Başkan yine de hiçbir şey sormadı ve onun tavırlarından anlamlar çıkartmaya da çalışmadı; Ne olmuşsa olmuştu, zaten bir iki saniye sonra öğrenecekti. Her şeye hazırlıklı olarak  maroken kapıdan içeri girdi. Bakan, kapının tam karşısındaki büyük masasında mermer bir heykel gibi soğuk ve kıpırtısız oturuyordu.Yüzündeki sıkıntılı ifade, rengindeki karalık, odanın her zamankinden daha loş olmasına rağmen hemen fark ediliyordu.

Başkan, meclise gitmesi nedeniyle bakanın muhtemelen kendisine çıkışacağını ve yanıt verdiğinde de tatsız konuşmaların olacağı ihtimalini gözeterek, kapıdan oldukça uzaktaki masaya doğru bir iki adımdan fazla ilerlemedi; Durup, “beni emretmişsiniz” dedi.
O heykel soğukluğundaki duruşu hiç bozulmadan bakanın ağzından, boğuk bir sesle “şu senin bekleyen raporlar vardı hani, elektrik şirketi yöneticilerini görevden almayı önerdiğin, onları hemen al gel de imzalayalım” kelimeleri döküldü.

Başkan şaşırdı! Nerdeyse o raporların imzalanacağından tamamen umudunu kesmişti. Bu acele, bu telaş, uzun zamandır imzalamadığı raporları, imzalamak için miydi? Bu, kırk yıl düşünse aklına gelmezdi. Yanlış duymuş olmadığından emin olmak için, hangi raporları diye sordu. Bakan üstüne basa, basa o kaç zamandır imzalamadığı raporları getirmesini söylüyordu.

Yolda gelirken aklından geçenlerin yarattığı gerginlik birden yerini garip bir rahatlamaya bırakmıştı. Sinirlerine hakim olamadı, güldü ve ağzından istenç dışı, “hangi dağda kurt öldü sayın bakanım” cümlesi çıktı. Sonra hemen bunun hiç de yakışık almadığını fark edip, kusura bakmayın çok ani oldu, hemen alıp geliyorum dedi ve hızlı adımlarla maroken kapıdan çıkıp, koridorun sonundaki kendi odasına yöneldi.

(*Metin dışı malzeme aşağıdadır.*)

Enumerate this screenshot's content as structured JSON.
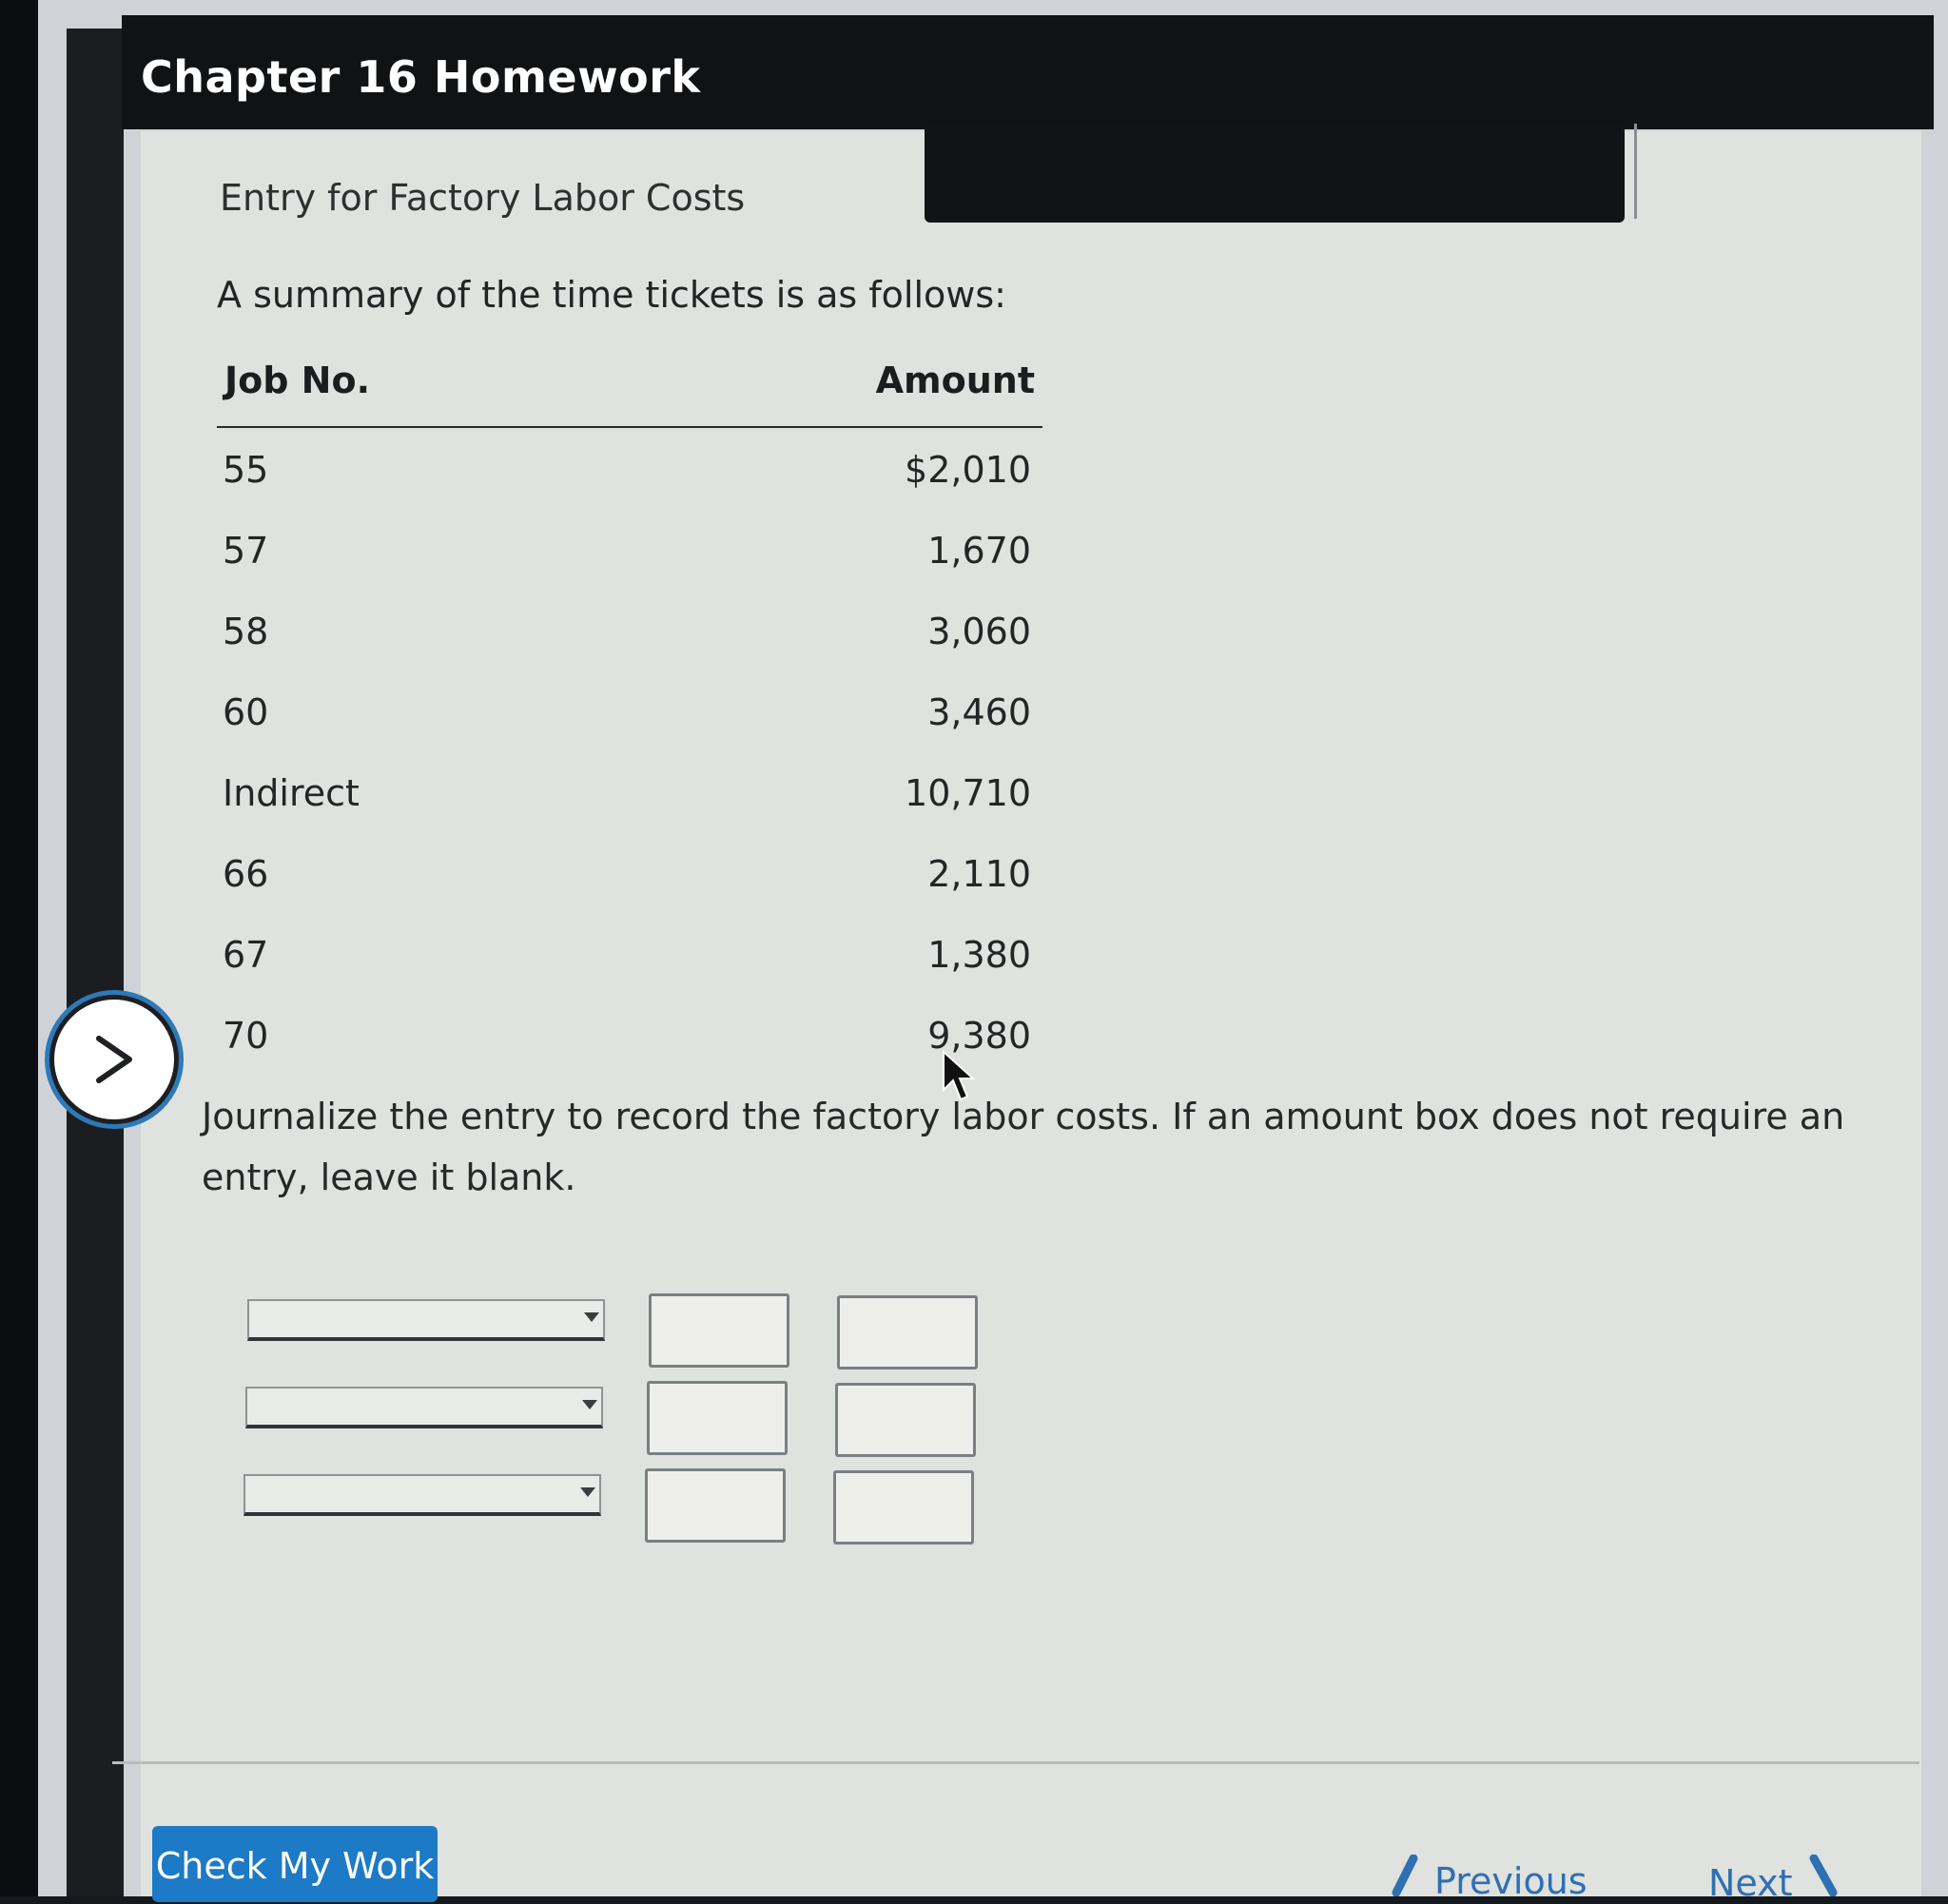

Birkaç dakika sonra yeniden bakanın yanındaydı. O defalarca imzalanması için girişimde bulunduğu, bekledikçe bakanlığı da elektrik şirketini de sıkıntıya sokacağını söylediği raporlar şimdi bakanın masasındaydı. Başkan, bakana imza edeceği sayfaları açıp, hazır ediyor, bakan da hızla imzalıyordu.

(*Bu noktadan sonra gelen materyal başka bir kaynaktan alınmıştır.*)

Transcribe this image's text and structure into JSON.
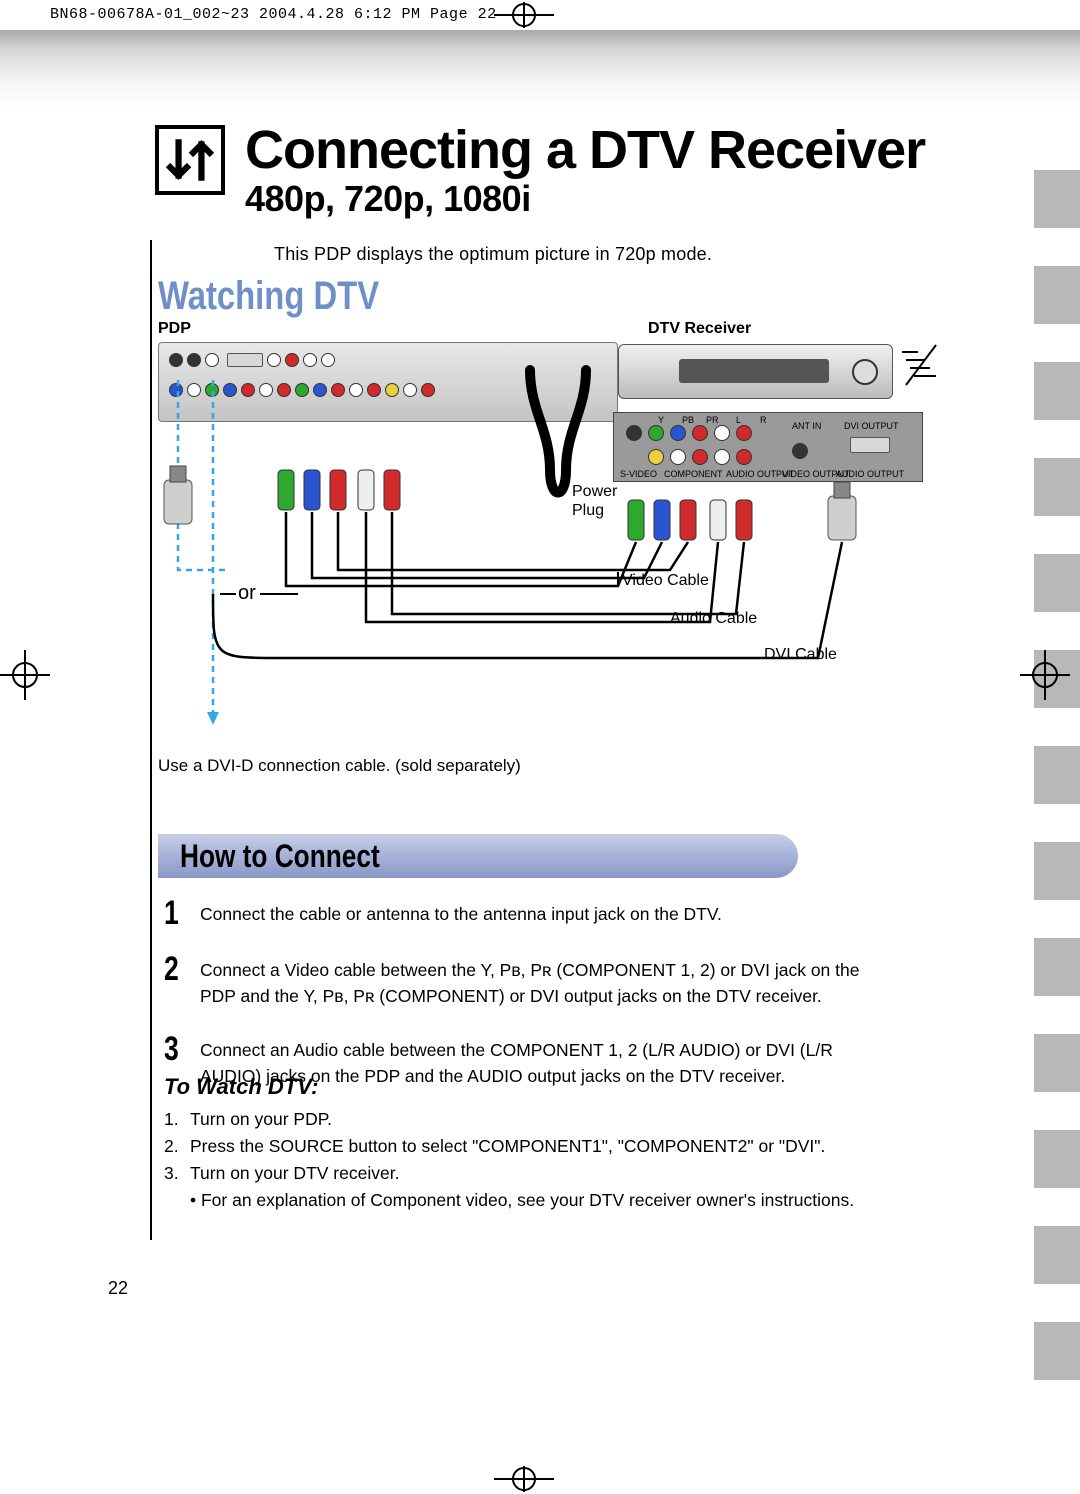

Atılması gereken bütün imzalar atılmıştı ki, bakan, “işte imzaladım, şimdi hemen bugün elektrik şirketi yöneticilerini görevden alıyorsun değil mi?” diye sormuş, başkan da “hayır, ben alınmalarına ilişkin oluru personel dairesine göndereceğim, onlar kararnamelerini hazırlayacak sizin imzanızla başbakanlığa sevk edilecek, sonra cumhurbaşkanınca imzalanacak ve ilgililere bildirilecek” yanıtını vermişti. Bakan bu defa telaşla, “o zaman kararname çıkana kadar şimdi sen görevden uzaklaştır” diyerek ayağa kalkınca, başkan sakin bir şekilde bunun da olamayacağını, çünkü soruşturmanın  tamamlandığını, idari bir tedbir olan görevden uzaklaştırmanın yapılabilmesi için belli koşulların olması gerektiğini ve soruşturma sırasında o koşulların varolması durumunda, soruşturmayı yürüten müfettişçe uygulanabileceğini, atamaya yetkili amir olarak kendisinin de uzaklaştırma yetkisi olmakla beraber, ortada tamamlanmış bir soruşturma olduğu için artık bu yetkinin de kullanılamayacağını söyleyince bakanın yüzü asılmıştı.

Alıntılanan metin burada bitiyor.